Forest Lake seniors enjoy unique event
Each year around this time, Forest Lake Area High School honors its seniors who have decided to compete in athletics at the collegiate level.
This year the school honored its seniors on Wednesday, May 5, in a most unusual way.
Forest Lake brought a number of athletes together that day – and in this instance, “together” means to the high school – for a unique signing day ceremony. Roughly 40 student-athletes posed for a group photo, spread out in the bleachers facing the football field.
Then, one by one, each student was joined by family members to sign the documents that officially commit them to a college sports program.
“I wasn’t expecting Signing Day to happen,” senior Kate Gemuenden admitted. “So when I got the email about it, I was more than excited.”
But she had watched her older sister’s Signing Day, so she knew this year was different.
“When my sister signed, the whole softball team was in the library, and it was really crowded,” Kate Gemuenden said. “So this was kind of weird, being with just my parents. But I saw some teammates and coaches, and I loved having them there – even though we had to stay apart.”
Gemuenden picks Bethel
For Kate Gemuenden, the recruiting process started in the summer after her freshman year.
“I sent some emails to some coaches of schools I really liked,” she said. “I was focused on a smaller number of schools – I knew I wanted to go to a smaller school, so I emailed the three or four I wanted. I wanted to go to a private, liberal arts schools. I liked the idea of playing Division III, because I think it is more school-focused, and I’m going to college for school first.”
Soon Gemuenden, who has played every position at Forest Lake except pitcher and catcher, focused on three schools — Bethel, St. Benedict and St. Thomas — before committing to Bethel.
“I chose Bethel because it is close to home, and I like that it is a Christian school, because it’s important to me to grow my faith,” she said. “They offered the programs I wanted academically, and it just felt like home there. I really liked the coaches and the team there, and one of my older sisters, Amanda, is going to be a senior there, so it will be great to play with her for one more year.”
The decision was a difficult one – and a recent one.
“I really liked all three schools, and it was a really hard decision,” Gemuenden said. “I thought about it all the time. … But then it was time to fill out the graduation slip just before Signing Day, and I knew it was time to decide.”
She viewed Signing Day as an opportunity to thank her parents, Bob and Carol Gemuenden, as well as other individuals who supported her both on and off the field.
“My parents have helped me academically, they’ve come to all of my games, they are my No. 1 fans, and they love me unconditionally,” Kate Gemuenden said. “They’re a big part of who I am today. I may be biased, but I think I’m the luckiest girl because I have the best parents ever. … And I definitely thank my coaches for helping me grow as an athlete and as a person. My teachers have helped me academically; they are some pretty awesome people. And I thank my friends and family and my teammates in volleyball and softball – they are amazing.”
Erick chooses Houston
For Calder Erick, the recruiting process began last summer when he competed in the USA Track & Field National Meet in Sacramento, California.

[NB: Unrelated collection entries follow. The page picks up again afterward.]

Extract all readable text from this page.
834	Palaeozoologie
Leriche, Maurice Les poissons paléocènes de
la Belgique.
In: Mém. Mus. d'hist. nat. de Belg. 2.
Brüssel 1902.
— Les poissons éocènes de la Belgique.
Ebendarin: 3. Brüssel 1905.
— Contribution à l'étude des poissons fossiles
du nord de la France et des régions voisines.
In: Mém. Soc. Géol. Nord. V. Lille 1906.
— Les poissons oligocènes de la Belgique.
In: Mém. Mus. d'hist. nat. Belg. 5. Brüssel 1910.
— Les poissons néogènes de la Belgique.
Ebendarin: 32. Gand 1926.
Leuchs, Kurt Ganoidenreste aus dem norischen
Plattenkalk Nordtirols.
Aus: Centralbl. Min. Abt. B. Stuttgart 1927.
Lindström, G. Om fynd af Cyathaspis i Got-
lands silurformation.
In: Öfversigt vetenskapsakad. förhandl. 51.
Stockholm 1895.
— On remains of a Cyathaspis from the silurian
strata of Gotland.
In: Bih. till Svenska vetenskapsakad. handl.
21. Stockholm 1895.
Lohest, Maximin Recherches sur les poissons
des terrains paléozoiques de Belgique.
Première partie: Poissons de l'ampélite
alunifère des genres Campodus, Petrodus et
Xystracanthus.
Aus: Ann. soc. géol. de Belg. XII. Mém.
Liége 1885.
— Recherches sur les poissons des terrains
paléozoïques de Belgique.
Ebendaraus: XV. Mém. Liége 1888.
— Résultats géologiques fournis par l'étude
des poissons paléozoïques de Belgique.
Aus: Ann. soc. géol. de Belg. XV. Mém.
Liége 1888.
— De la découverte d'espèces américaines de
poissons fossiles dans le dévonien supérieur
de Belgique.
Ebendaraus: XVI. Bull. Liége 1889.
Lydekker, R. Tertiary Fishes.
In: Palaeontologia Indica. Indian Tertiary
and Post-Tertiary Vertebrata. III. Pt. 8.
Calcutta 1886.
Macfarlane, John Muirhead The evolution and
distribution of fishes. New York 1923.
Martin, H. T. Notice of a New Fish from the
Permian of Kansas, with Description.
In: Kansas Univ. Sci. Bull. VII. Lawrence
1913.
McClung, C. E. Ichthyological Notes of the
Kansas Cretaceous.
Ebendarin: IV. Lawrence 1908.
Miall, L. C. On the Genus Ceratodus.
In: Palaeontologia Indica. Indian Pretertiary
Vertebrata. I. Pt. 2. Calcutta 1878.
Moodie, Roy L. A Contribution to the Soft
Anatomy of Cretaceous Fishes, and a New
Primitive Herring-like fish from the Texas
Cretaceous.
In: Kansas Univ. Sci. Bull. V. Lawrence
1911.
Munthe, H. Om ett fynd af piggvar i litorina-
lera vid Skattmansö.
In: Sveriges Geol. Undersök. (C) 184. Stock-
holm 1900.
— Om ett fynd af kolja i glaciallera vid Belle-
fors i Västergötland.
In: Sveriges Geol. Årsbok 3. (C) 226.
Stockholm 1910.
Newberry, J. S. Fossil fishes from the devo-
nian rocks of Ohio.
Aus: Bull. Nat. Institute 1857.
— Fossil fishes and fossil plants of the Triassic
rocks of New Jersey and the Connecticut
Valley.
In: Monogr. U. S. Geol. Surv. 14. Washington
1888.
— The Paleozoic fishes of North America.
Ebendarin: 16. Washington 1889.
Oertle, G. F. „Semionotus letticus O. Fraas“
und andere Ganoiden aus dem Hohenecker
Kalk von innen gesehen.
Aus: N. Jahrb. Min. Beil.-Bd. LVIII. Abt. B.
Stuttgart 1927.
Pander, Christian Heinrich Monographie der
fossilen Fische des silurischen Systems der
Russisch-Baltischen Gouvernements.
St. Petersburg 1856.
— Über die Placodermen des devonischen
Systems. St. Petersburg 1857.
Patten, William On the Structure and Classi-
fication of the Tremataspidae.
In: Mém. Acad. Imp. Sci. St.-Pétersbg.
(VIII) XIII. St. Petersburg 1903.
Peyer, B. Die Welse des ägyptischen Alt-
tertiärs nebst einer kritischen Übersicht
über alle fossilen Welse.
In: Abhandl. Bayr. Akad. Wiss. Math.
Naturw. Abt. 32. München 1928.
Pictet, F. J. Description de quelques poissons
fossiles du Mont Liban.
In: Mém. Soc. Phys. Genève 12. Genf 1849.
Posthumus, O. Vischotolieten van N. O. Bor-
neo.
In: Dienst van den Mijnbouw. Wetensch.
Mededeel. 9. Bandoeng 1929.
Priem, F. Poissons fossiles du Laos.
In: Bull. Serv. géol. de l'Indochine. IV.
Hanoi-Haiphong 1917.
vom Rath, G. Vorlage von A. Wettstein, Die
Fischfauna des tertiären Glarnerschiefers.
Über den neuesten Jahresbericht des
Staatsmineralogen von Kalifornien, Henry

“There were a lot of colleges there, so I made contact with a lot of them,” Erick said. “Then over this winter I was training and made a lot of improvement, and more schools started to reach out to me.”
One of the colleges he connected with was Houston, a school he first came in contact with several years earlier.
“When I was in ninth grade, Houston had this YouTube channel called ‘Speed City,’” Erick said. “I was sprinter, and it looked pretty cool to me. Then in the summer I found out how good their program was, and I made contact with them.”
This spring Erick was hoping to compete in the sprints for Forest Lake while working on developing skills in the pole vault, long jump and hurdles. His goal at Houston is to compete in the decathlon, a combination of 10 events that includes four running events of different distance as well as the long jump, high jump, pole vault as well as the discus, shot put and javelin.
“My first year in club track I competed in one event in a big meet,” he explained. “I remember not liking having to be there all day just to compete in one event. I felt I wasn’t doing much. If you make it in decathlon, you’re competing in 10 different events, and I really liked that idea.”
The COVID-19 pandemic wiped out not only Erick’s senior track season, it delayed his signing decision.
“A lot of colleges were waiting for me to have some outdoor times,” he said. “They saw I was improving my times indoors, and they wanted to see if those improvements translated to when I competed outdoors. So yes, I was hurt by COVID-19. But I also know I couldn’t control that. What am I supposed to do? I’ll just play the cards I’ve been dealt and make the most of it.”
Erick plans to major in international business at Houston.
“I was looking for a program with good academics, because I can’t plan on becoming a pro,” he said. “And I wanted to join a program that was welcoming, and I feel Houston is that.”
On Signing Day he thanked his parents, Jeff Erick and Carmen Martin, for their support and encouragement during his career.
“My parents have been with me all the way,” Calder Erick said. “My ninth grade track coach, Paul Kendrick, was really encouraging, and Andy Richardson has been my varsity track coach and a big supporter as well. And my club coach, Kelly Snyders of the Minnesota Flyers, has helped along the way.”